The dispute prompting the GAO probe included a move by the TSP to sack its computer contractor and to sue for damages after claiming that the project was riddled with software defects. As of earlier this year, the much ballyhooed but often delayed effort to use the new system to bring daily valuation to the TSP was still up in the air (See  Thrift Savings Plan Recordkeeping System Still Floundering ).  

The dispute also spurred intervention by US Department of Labor (DoL) officials who said it wasn’t clear why the retirement plan paid $2 million for outside legal counsel instead of relying on US Justice Department lawyers. The DoL also said the plan should have written off $41 million in project costs and payments to the ousted contractor and charged the loss to participant accounts. For its part, the TSP has said it is still confident of getting the money back and even armed itself with a statement from outside auditors saying it wasn’t unreasonable to delay writing off the computer-project expenses.

TSP Doesn’t Have to Take DoL Suggestions

In its draft report, the GAO said the law requires the Labor Department to audit TSP operations but does not require the TSP to implement the department’s recommendations.

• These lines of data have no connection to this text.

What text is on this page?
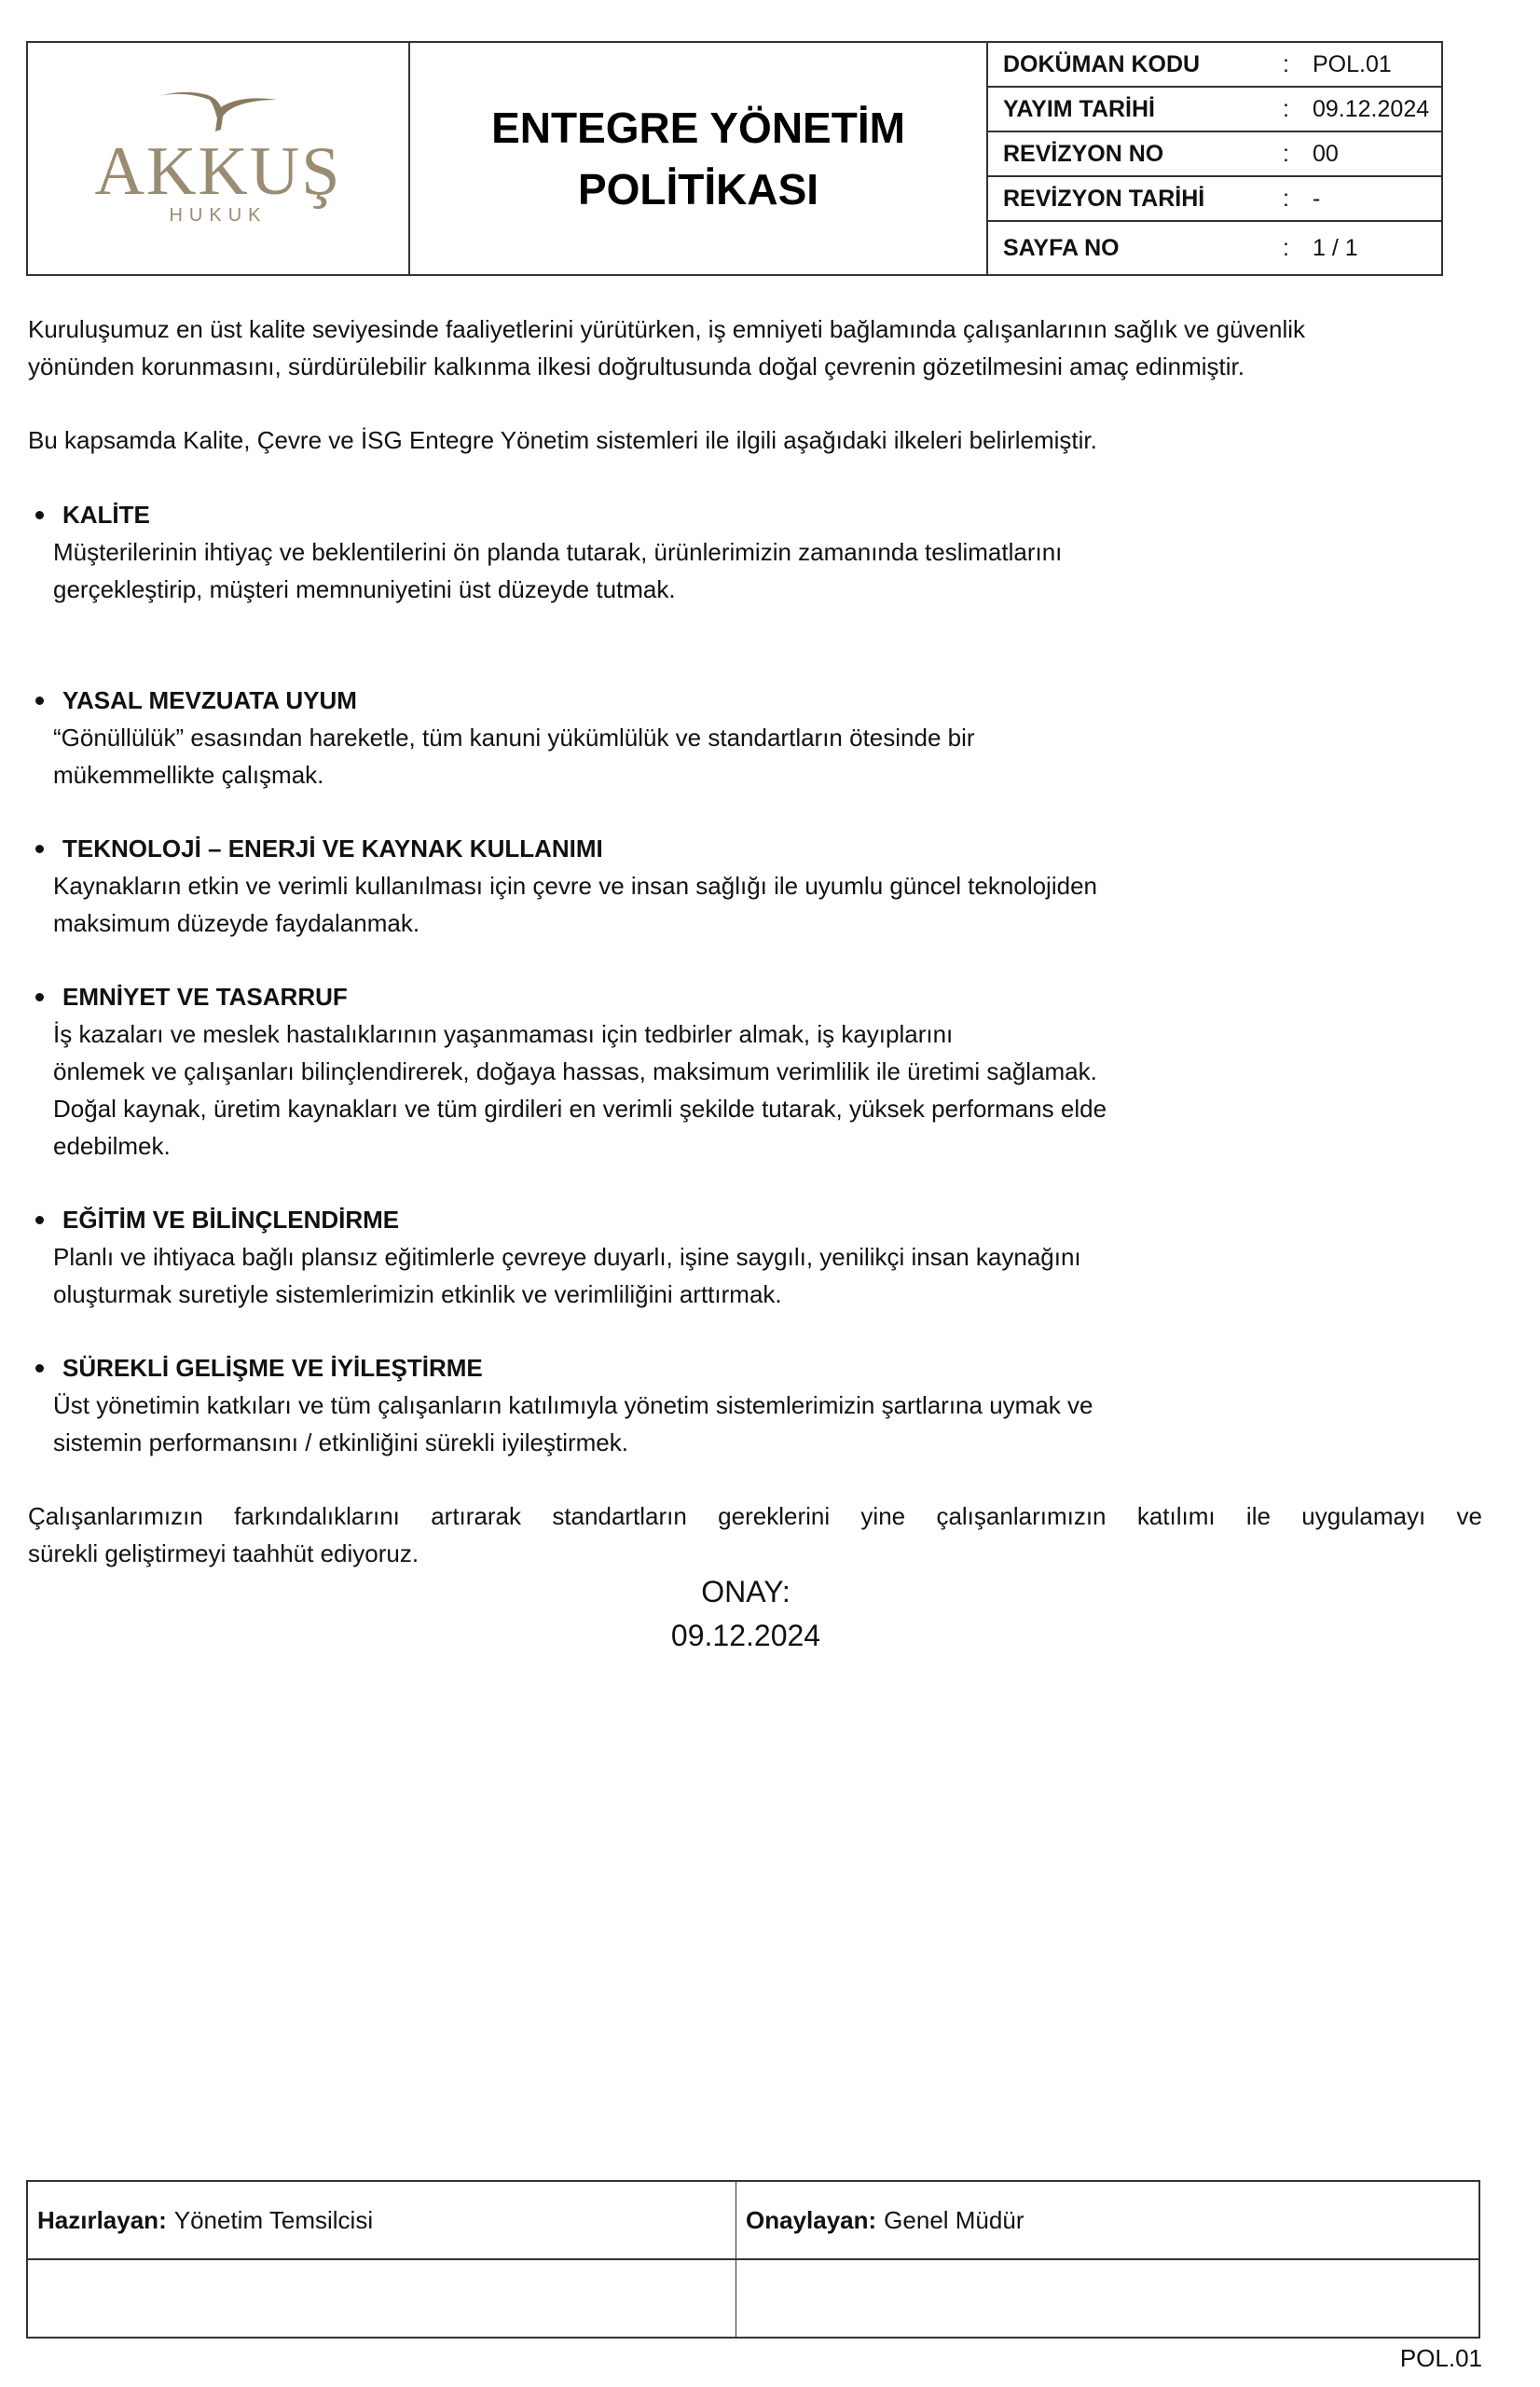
AKKUŞ
HUKUK
ENTEGRE YÖNETİM
POLİTİKASI
DOKÜMAN KODU	:	POL.01
YAYIM TARİHİ	:	09.12.2024
REVİZYON NO	:	00
REVİZYON TARİHİ	:	-
SAYFA NO	:	1 / 1
Kuruluşumuz en üst kalite seviyesinde faaliyetlerini yürütürken, iş emniyeti bağlamında çalışanlarının sağlık ve güvenlik
yönünden korunmasını, sürdürülebilir kalkınma ilkesi doğrultusunda doğal çevrenin gözetilmesini amaç edinmiştir.
Bu kapsamda Kalite, Çevre ve İSG Entegre Yönetim sistemleri ile ilgili aşağıdaki ilkeleri belirlemiştir.
KALİTE
Müşterilerinin ihtiyaç ve beklentilerini ön planda tutarak, ürünlerimizin zamanında teslimatlarını
gerçekleştirip, müşteri memnuniyetini üst düzeyde tutmak.
YASAL MEVZUATA UYUM
“Gönüllülük” esasından hareketle, tüm kanuni yükümlülük ve standartların ötesinde bir
mükemmellikte çalışmak.
TEKNOLOJİ – ENERJİ VE KAYNAK KULLANIMI
Kaynakların etkin ve verimli kullanılması için çevre ve insan sağlığı ile uyumlu güncel teknolojiden
maksimum düzeyde faydalanmak.
EMNİYET VE TASARRUF
İş kazaları ve meslek hastalıklarının yaşanmaması için tedbirler almak, iş kayıplarını
önlemek ve çalışanları bilinçlendirerek, doğaya hassas, maksimum verimlilik ile üretimi sağlamak.
Doğal kaynak, üretim kaynakları ve tüm girdileri en verimli şekilde tutarak, yüksek performans elde
edebilmek.
EĞİTİM VE BİLİNÇLENDİRME
Planlı ve ihtiyaca bağlı plansız eğitimlerle çevreye duyarlı, işine saygılı, yenilikçi insan kaynağını
oluşturmak suretiyle sistemlerimizin etkinlik ve verimliliğini arttırmak.
SÜREKLİ GELİŞME VE İYİLEŞTİRME
Üst yönetimin katkıları ve tüm çalışanların katılımıyla yönetim sistemlerimizin şartlarına uymak ve
sistemin performansını / etkinliğini sürekli iyileştirmek.
Çalışanlarımızın farkındalıklarını artırarak standartların gereklerini yine çalışanlarımızın katılımı ile uygulamayı ve
sürekli geliştirmeyi taahhüt ediyoruz.
ONAY:
09.12.2024
Hazırlayan: Yönetim Temsilcisi	Onaylayan: Genel Müdür
POL.01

If the Labor Department finds that the TSP board or executive director has breached their fiduciary responsibilities, the department cannot take legal action or obtain monetary penalties, the GAO said. In contrast, the GAO pointed out, the department can take steps against private-sector pension plans and employers to correct fiduciary violations.

As a practical matter, though, disputes between the DoL and the TSP are rare. The Labor Department told the GAO that the TSP has implemented 95% of its recommendations; the TSP told the GAO it had implemented 99% of Labor’s ideas.

Still, the GAO said, the TSP board and executive director “are not held accountable” when they disagree with the Labor Department. “Consequently, DoL cannot demand that the executive director of the TSP board take specific actions within a given period of time. DoL does not report the status of its audit findings to the Congress nor is it required to do so. Such reports could provide the Congress with additional information on the management and operations of TSP,” the GAO draft report said.

The Federal Retirement Thrift Investment Board, in a response to the GAO, said it would welcome steps that enhance confidence in the Thrift Savings Plan. “The current board members have made openness and hands-on review the hallmark of our tenure,” Andrew Saul, the board’s chairman, said in a letter.

The TSP has about three million participants and fund balances valued at about $100 billion, making it one of the largest retirement savings programs in the nation.